Here is a view to the north across Snowdonia from near Dinas Emrys (in the lower right corner). The yellow markers show where significant events happen, or are prophesied to happen, in the fourth book. The story includes the notion that the battle of Camlann--Arthur's final battle--occured in Cwm y Llan in North Wales. This legend has never been substantiated historically, however, no other location has been proven either.

A wish granted!

As an addendum to the last post about Google Earth--my wish for updated photos was granted! At least they were updated in the region of Snowdonia I've been working with lately. The ground is in the first green of Spring instead of the dull brown of Autumn. And they are very clear. Thanks, Google Earth!

Sunday, March 30, 2008

Google Earth: A fabulous research tool

Well, I finally made the leap to high-speed internet and in the process discovered Google Earth. What a tremendous research tool it turns out to be!

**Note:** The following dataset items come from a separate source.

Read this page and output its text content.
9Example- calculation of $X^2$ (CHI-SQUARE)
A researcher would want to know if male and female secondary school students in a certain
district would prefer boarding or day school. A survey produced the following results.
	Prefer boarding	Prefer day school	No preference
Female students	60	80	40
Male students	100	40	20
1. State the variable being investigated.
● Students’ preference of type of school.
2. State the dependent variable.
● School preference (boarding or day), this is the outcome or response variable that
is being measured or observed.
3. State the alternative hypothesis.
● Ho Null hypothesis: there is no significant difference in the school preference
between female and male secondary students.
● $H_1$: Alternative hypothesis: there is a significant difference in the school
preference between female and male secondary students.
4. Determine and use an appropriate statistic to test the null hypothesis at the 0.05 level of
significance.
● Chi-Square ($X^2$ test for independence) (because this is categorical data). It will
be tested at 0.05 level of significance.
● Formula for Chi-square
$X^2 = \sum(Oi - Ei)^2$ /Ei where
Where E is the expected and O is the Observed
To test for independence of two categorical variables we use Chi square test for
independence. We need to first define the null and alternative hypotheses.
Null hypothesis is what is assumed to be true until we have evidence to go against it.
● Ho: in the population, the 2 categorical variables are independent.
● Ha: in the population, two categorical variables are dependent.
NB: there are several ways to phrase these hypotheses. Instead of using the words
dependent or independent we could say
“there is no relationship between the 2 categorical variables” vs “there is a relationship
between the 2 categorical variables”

While working on the novel which will be the fourth and final installment of the Macsen's Treasure series, I needed to see what my character Marcus ap Iorwerth would be seeing when he goes scouting in the mountains of what we now call Snowdonia in North Wales. He comes to the top of Yr Lliwedd or thereabout (Snowdon horseshoe) and sees a war band approaching. He is doomed, he knows, because he just burned down a stronghold belonging to the leader of those warriors. Yikes! Will he survive?

The way the location can be tilted to show the landscape's three-dimensionality is fascinating to watch--like flying over in an airplane or chopper. My only wish is that the photographs would be current. Most seem to have been taken in late autumn when the ground is dull brownish-grey instead of the beautiful green that Wales can be in summer. Seems to be that way for many other parts of the world I've checked out in Google Earth. When I look at the place I live now--the photograph shows the car I drove two years ago, not the one I own now!